Voor- en nadelen van de Manesca-methode
De combinatie van spreken en bewegingen maken, waardoor het fysieke geheugen meewerkt en het geleerde gemakkelijker en langer door de lerende wordt onthouden, is de sterke kant van de Manesca of Ollendorff-leermethode. Het vele herhalen draagt daar eveneens aan bij. Dat het wat saai kan worden om dezelfde woorden en zinnetjes steeds te herhalen, kan als een keerzijde worden gezien.
Silent Way
Bedacht door wie en wanneer
The Silent way (‘de stille manier’) is ontwikkeld door de Egyptenaar Caleb Gattegno in het jaar 1963.

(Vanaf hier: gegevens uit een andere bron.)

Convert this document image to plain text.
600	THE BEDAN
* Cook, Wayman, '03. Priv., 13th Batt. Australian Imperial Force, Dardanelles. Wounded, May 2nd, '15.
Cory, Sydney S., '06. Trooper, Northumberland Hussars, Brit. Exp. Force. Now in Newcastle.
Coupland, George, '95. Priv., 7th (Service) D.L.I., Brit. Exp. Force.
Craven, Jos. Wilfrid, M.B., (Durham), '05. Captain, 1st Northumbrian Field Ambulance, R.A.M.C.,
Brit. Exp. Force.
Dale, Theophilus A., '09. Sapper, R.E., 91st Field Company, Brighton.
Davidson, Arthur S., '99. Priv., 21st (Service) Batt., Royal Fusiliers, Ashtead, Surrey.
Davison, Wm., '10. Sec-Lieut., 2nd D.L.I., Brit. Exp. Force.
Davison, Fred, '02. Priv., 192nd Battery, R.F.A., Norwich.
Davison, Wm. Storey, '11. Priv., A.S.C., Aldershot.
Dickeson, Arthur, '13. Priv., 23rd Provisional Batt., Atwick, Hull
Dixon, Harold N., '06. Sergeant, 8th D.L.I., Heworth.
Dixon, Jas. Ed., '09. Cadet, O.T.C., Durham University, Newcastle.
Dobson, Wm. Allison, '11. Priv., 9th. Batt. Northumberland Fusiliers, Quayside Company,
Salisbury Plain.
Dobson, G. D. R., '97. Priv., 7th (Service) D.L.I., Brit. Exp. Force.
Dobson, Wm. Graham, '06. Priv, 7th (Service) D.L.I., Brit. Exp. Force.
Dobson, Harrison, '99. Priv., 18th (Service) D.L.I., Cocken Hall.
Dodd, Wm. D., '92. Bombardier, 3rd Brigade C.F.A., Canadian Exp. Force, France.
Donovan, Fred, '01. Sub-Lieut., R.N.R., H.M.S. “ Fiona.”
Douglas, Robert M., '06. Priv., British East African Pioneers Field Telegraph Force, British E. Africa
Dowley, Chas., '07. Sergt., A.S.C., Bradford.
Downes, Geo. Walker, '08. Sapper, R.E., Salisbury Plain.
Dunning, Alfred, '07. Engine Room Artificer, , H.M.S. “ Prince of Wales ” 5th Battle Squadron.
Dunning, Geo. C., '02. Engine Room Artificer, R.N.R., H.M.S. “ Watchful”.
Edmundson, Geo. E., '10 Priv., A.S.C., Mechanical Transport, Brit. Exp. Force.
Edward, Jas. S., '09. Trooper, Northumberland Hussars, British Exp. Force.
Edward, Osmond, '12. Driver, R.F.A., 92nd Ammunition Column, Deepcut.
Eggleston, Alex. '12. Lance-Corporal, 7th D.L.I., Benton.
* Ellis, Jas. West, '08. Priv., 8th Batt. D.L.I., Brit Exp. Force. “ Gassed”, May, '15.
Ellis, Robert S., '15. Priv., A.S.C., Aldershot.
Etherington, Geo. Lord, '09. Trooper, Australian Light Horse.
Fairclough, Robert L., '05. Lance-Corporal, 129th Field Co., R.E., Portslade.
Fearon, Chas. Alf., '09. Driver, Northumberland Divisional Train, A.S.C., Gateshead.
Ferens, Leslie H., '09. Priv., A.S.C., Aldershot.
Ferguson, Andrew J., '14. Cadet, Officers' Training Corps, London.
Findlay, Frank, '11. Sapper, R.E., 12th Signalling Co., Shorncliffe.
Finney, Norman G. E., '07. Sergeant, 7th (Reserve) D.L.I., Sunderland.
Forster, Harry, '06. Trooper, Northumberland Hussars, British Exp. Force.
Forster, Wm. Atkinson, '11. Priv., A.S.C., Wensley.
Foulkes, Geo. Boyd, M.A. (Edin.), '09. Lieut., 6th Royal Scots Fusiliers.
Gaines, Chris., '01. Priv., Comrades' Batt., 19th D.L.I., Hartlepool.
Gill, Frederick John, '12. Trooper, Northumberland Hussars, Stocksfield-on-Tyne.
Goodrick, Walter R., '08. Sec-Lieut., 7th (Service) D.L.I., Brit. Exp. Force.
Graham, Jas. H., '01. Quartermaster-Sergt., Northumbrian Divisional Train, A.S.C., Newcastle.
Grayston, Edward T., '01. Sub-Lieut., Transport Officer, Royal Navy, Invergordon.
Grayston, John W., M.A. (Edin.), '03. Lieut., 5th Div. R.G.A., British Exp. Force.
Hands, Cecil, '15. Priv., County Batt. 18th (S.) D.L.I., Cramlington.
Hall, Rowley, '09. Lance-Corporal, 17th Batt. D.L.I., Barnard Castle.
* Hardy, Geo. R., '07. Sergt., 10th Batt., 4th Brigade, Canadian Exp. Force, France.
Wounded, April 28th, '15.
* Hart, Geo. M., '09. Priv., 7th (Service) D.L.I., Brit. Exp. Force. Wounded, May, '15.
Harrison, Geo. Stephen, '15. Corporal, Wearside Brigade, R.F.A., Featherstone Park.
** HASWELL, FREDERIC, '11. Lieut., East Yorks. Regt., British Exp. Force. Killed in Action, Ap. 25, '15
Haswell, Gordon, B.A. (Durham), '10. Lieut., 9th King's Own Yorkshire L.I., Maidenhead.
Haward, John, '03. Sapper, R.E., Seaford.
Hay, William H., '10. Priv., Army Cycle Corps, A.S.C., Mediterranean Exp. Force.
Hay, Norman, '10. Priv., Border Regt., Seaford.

Kenmerken van de Silent Way
De stille manier is een manier om een vreemde taal te leren die gebruikmaakt van stilte als instructiemiddel. De autonomie van de student en diens actieve deelname is het uitgangspunt van Gattegno’s methode.
De taaldocenten gebruiken een combinatie van stilte en gebaren om de aandacht van de lerende te trekken, reacties te krijgen en hem of haar aan te moedigen om foutjes te verbeteren. Veel tijd wordt aan de uitspraak van de taal besteed.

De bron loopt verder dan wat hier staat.